The Good Wife
Episode 9: A Defense of Marriage
By: Carlos Uribe
The Good Wife is a show about Alicia Florrick and her career and scandalous personal life.
This week The Good Wife decided to tackle the issue of gay marriage. It specifically decides to explore the current status of the Defense of Marriage Act. It makes it clearer when it brings in a new character who is known as a Supreme Court veteran. This liberal lawyer character likes to take cases that could potentially go to the Supreme Court that challenge some law he doesn't approve of. He joins up with our lawyers because of the spousal shield that doesn't apply to married homosexual couples. At this point, most series would take the entire episode to express it's support of repealing Defense of Marriage Act. It would become more of a piece of political propaganda than an actual episode that makes you think about an issue. The Good Wife isn't most shows. It's true that it makes it perfectly clear where it stands on the issue and on the surface it appears to be about the act. It's just that the episode actually puts the agenda of the Supreme Court lawyer in direct contrast with the agenda of our favorite characters. In doing so, the episode is able to pit the idea of taking the issue to the Supreme Court versus doing what is actually right for the client. Do they throw the case so they can appeal it later or do they set the client free because of his actual innocence? It's not the weekly case that drives the conflict but this question.
It is kind of ironic that an episode titled “A Defense of Marriage” is one that seemingly seems to attack the institution. The gay man that our characters are defending has “Free Fridays” where he can sleep with any man he wants with his spouse's permission. His married and straight boss has had twelve affairs. The two marriages presented in the case are equally on shaky grounds. The show hounds that idea when it introduces Alicia's mother. Alicia's mom has gone through three marriages. She cheated on her latest husband. Alicia's relationship with Peter and her old affair with Will is brought up in this episode. It's as if the show is suggesting that marriage is an institution that has failed. At the same time, most of the characters haven't gotten divorced. Alicia is still with Peter despite his affairs and vice versa. It's like the show is stating that despite all of the problems that a marriage can have, it can still be worth saving. The episode title therefore doesn't just refer to the law but to it's own cynical and even warped view on marriage itself. This view helps elevate A Defense of Marriage beyond being an episode where the writers get to express their political opinions to their viewers but into an actual piece of entertainment with value.
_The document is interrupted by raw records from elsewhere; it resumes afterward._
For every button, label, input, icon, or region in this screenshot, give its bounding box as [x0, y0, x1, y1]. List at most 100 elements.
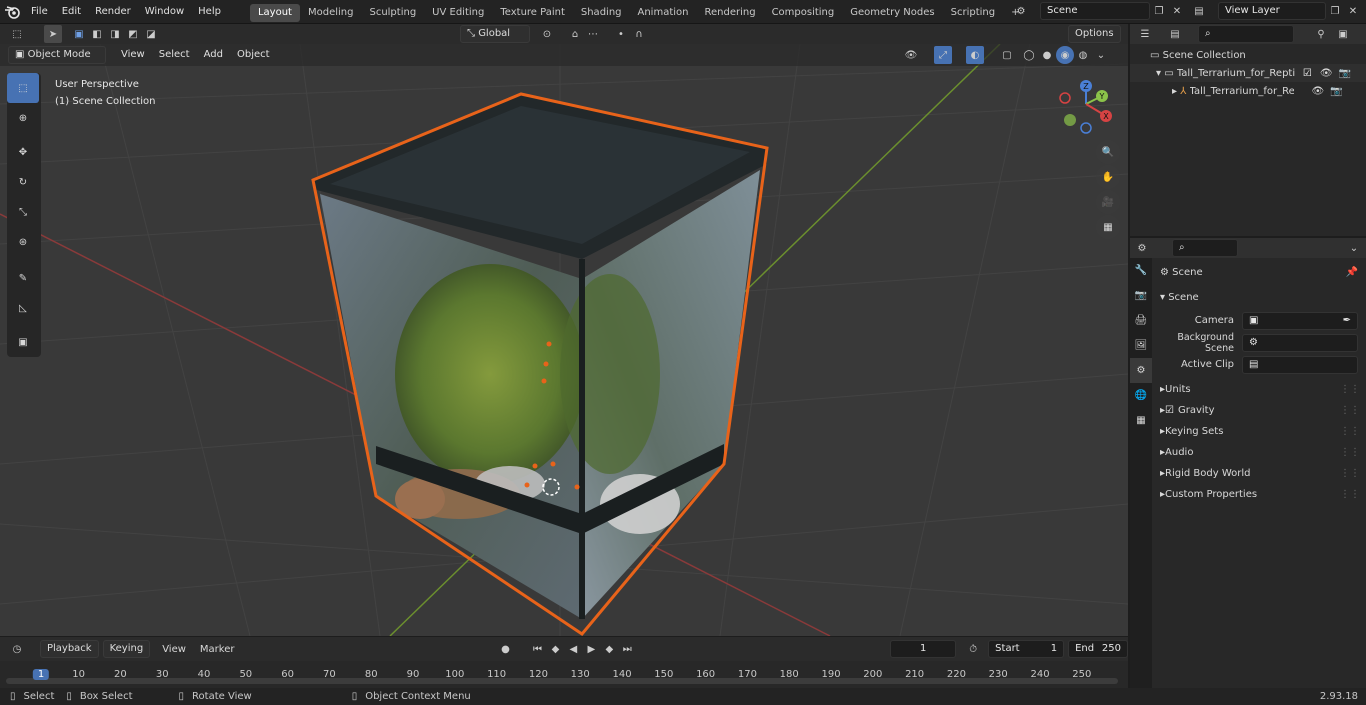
eye-icon[interactable]: 👁: [1320, 68, 1333, 79]
tab-layout[interactable]: Layout: [249, 4, 300, 22]
tab-sculpting[interactable]: Sculpting: [361, 4, 424, 22]
viewport-menu-view[interactable]: View: [114, 44, 152, 66]
tab-modeling[interactable]: Modeling: [300, 4, 362, 22]
jump-start-icon[interactable]: ⏮: [528, 640, 546, 658]
scene-icon[interactable]: ⚙: [1012, 2, 1030, 20]
menu-render[interactable]: Render: [88, 0, 138, 24]
outliner-search-input[interactable]: ⌕: [1198, 25, 1294, 43]
select-intersect-icon[interactable]: ◪: [142, 25, 160, 43]
shading-options-icon[interactable]: ⌄: [1092, 46, 1110, 64]
display-mode-icon[interactable]: ▤: [1166, 25, 1184, 43]
scene-field[interactable]: Scene: [1040, 2, 1150, 20]
gizmo-toggle-icon[interactable]: ⤢: [934, 46, 952, 64]
properties-search-input[interactable]: ⌕: [1172, 239, 1238, 257]
eyedropper-icon[interactable]: ✒: [1343, 313, 1351, 329]
play-icon[interactable]: ▶: [582, 640, 600, 658]
prev-keyframe-icon[interactable]: ◆: [546, 640, 564, 658]
select-extend-icon[interactable]: ◧: [88, 25, 106, 43]
move-tool[interactable]: ✥: [7, 137, 39, 167]
jump-end-icon[interactable]: ⏭: [618, 640, 636, 658]
keying-dropdown[interactable]: Keying: [102, 640, 151, 658]
close-icon[interactable]: ✕: [1168, 2, 1186, 20]
current-frame-field[interactable]: 1: [890, 640, 957, 658]
eye-icon[interactable]: 👁: [1312, 86, 1325, 97]
view-layer-tab-icon[interactable]: 🖼: [1130, 333, 1152, 358]
expand-icon[interactable]: ▾: [1156, 68, 1164, 79]
scene-collection-row[interactable]: ▭ Scene Collection: [1130, 46, 1366, 64]
tab-geometry-nodes[interactable]: Geometry Nodes: [842, 4, 942, 22]
tab-rendering[interactable]: Rendering: [696, 4, 763, 22]
close-icon[interactable]: ✕: [1344, 2, 1362, 20]
pin-icon[interactable]: 📌: [1346, 267, 1358, 278]
3d-viewport[interactable]: [0, 44, 1128, 636]
mode-dropdown[interactable]: ▣ Object Mode: [8, 46, 106, 64]
solid-shading-icon[interactable]: ●: [1038, 46, 1056, 64]
tab-uv-editing[interactable]: UV Editing: [424, 4, 492, 22]
tab-shading[interactable]: Shading: [573, 4, 630, 22]
viewport-menu-add[interactable]: Add: [197, 44, 230, 66]
new-collection-icon[interactable]: ▣: [1334, 25, 1352, 43]
xray-icon[interactable]: ▢: [998, 46, 1016, 64]
options-dropdown[interactable]: Options: [1068, 25, 1121, 43]
pivot-icon[interactable]: ⊙: [538, 25, 556, 43]
output-tab-icon[interactable]: 🖨: [1130, 308, 1152, 333]
orientation-dropdown[interactable]: ⤡ Global: [460, 25, 530, 43]
wireframe-shading-icon[interactable]: ◯: [1020, 46, 1038, 64]
cursor-tool[interactable]: ⊕: [7, 103, 39, 133]
active-clip-field[interactable]: ▤: [1242, 355, 1358, 374]
material-shading-icon[interactable]: ◉: [1056, 46, 1074, 64]
tab-scripting[interactable]: Scripting: [943, 4, 1003, 22]
add-cube-tool[interactable]: ▣: [7, 327, 39, 357]
tab-animation[interactable]: Animation: [630, 4, 697, 22]
section-audio[interactable]: ▸ Audio ⋮⋮: [1154, 442, 1364, 463]
drag-handle-icon[interactable]: ⋮⋮: [1340, 384, 1360, 395]
outliner-item-object[interactable]: ▸ ⅄ Tall_Terrarium_for_Reptile 👁 📷: [1130, 82, 1366, 100]
overlay-toggle-icon[interactable]: ◐: [966, 46, 984, 64]
expand-icon[interactable]: ▸: [1172, 86, 1180, 97]
menu-window[interactable]: Window: [138, 0, 191, 24]
blender-logo[interactable]: [0, 5, 24, 19]
editor-type-icon[interactable]: ⬚: [8, 25, 26, 43]
snap-icon[interactable]: ⌂: [566, 25, 584, 43]
camera-icon[interactable]: 📷: [1330, 86, 1342, 97]
select-invert-icon[interactable]: ◩: [124, 25, 142, 43]
copy-icon[interactable]: ❐: [1326, 2, 1344, 20]
rendered-shading-icon[interactable]: ◍: [1074, 46, 1092, 64]
pan-hand-icon[interactable]: ✋: [1096, 165, 1120, 189]
section-custom-properties[interactable]: ▸ Custom Properties ⋮⋮: [1154, 484, 1364, 505]
scale-tool[interactable]: ⤡: [7, 197, 39, 227]
menu-edit[interactable]: Edit: [55, 0, 88, 24]
copy-icon[interactable]: ❐: [1150, 2, 1168, 20]
drag-handle-icon[interactable]: ⋮⋮: [1340, 405, 1360, 416]
section-gravity[interactable]: ▸ ☑ Gravity ⋮⋮: [1154, 400, 1364, 421]
editor-type-icon[interactable]: ☰: [1136, 25, 1154, 43]
viewport-menu-object[interactable]: Object: [230, 44, 277, 66]
timeline-view-menu[interactable]: View: [162, 644, 186, 655]
outliner-item-collection[interactable]: ▾ ▭ Tall_Terrarium_for_Reptiles_w ☑ 👁 📷: [1130, 64, 1366, 82]
drag-handle-icon[interactable]: ⋮⋮: [1340, 468, 1360, 479]
scene-panel-header[interactable]: ▾ Scene: [1154, 287, 1364, 308]
drag-handle-icon[interactable]: ⋮⋮: [1340, 426, 1360, 437]
select-subtract-icon[interactable]: ◨: [106, 25, 124, 43]
checkbox-icon[interactable]: ☑: [1303, 68, 1312, 79]
play-reverse-icon[interactable]: ◀: [564, 640, 582, 658]
menu-file[interactable]: File: [24, 0, 55, 24]
texture-tab-icon[interactable]: ▦: [1130, 408, 1152, 433]
camera-view-icon[interactable]: 🎥: [1096, 190, 1120, 214]
navigation-gizmo[interactable]: Z Y X: [1058, 78, 1118, 138]
render-tab-icon[interactable]: 📷: [1130, 283, 1152, 308]
section-keying-sets[interactable]: ▸ Keying Sets ⋮⋮: [1154, 421, 1364, 442]
zoom-icon[interactable]: 🔍: [1096, 140, 1120, 164]
section-rigid-body-world[interactable]: ▸ Rigid Body World ⋮⋮: [1154, 463, 1364, 484]
snap-target-icon[interactable]: ⋯: [584, 25, 602, 43]
rotate-tool[interactable]: ↻: [7, 167, 39, 197]
start-frame-field[interactable]: Start 1: [988, 640, 1065, 658]
transform-tool[interactable]: ⊛: [7, 227, 39, 257]
menu-help[interactable]: Help: [191, 0, 228, 24]
end-frame-field[interactable]: End 250: [1068, 640, 1128, 658]
gravity-checkbox[interactable]: ☑: [1165, 405, 1174, 416]
proportional-icon[interactable]: •: [612, 25, 630, 43]
camera-icon[interactable]: 📷: [1339, 68, 1351, 79]
ortho-grid-icon[interactable]: ▦: [1096, 215, 1120, 239]
world-tab-icon[interactable]: 🌐: [1130, 383, 1152, 408]
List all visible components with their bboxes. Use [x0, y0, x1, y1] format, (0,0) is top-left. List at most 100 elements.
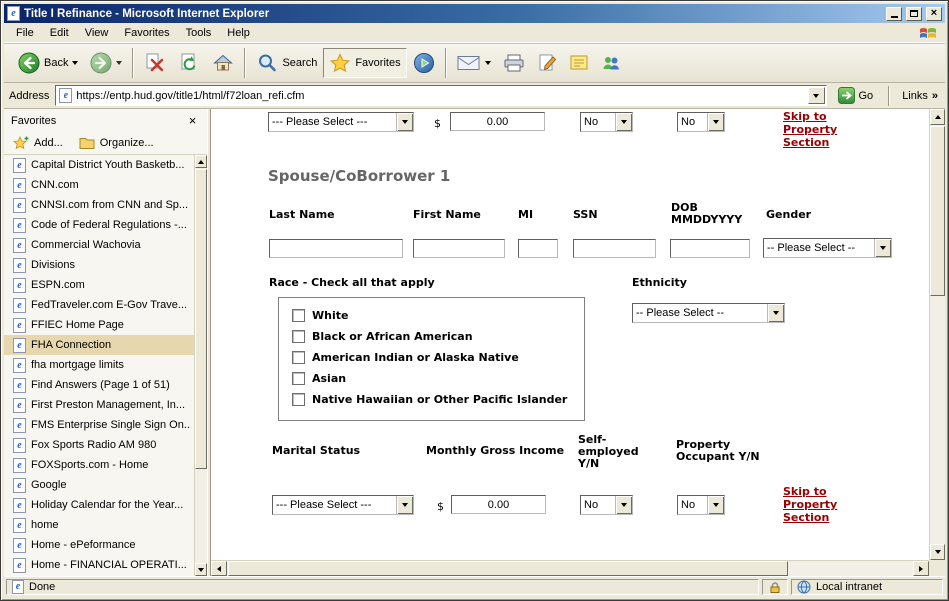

A Defense of Marriage is an episode that primarily focused on the weekly case but it was also about Alicia's personal life. Her mother comes to visit because her last husband has just died. She believes that he has left her everything but his son is challenging the will because he never liked her. This is a perfect excuse for the series to bring in David Lee, so that he can represent Alicia's mom. So who is this person that raised Alicia? She's the kind of person who likes to live larger than life and believes that everybody should do what makes them happy. She gives Alicia a biography titled Vagina and gives larger-than-life presents to her grandchildren. The two characters are directly contrasted not only in their different fashion and design senses but also in their very personality. Alicia is stoic and usually in control. Her mother is carefree and loose. It was particularly entertaining to see Alicia's mother interact with the cast but it was beneficial in that it helped to shed light on Alicia's past. It helps to explain just why Alicia refuses to give up on her own marriage and it's partly because her mother has gone through multiple husbands.
A Defense of Marriage is a pretty good episode of The Good Wife. It wanders into potentially dangerous political preaching but it manages to be more than that by using the agenda to create conflict. This is an episode that is very much about marriage as it completely revolves around it but it's also one that explores the life of family. It shouldn't come as a surprise that this is an episode that ends with a scene involving Alicia's mom and Peter's mom. Marriage isn't just two people who get married but about the combination of family. That family might not always like each other, or even approve, but it's one that is formed regardless. A Defense of Marriage attacks marriage but in doing so it defends it's existence.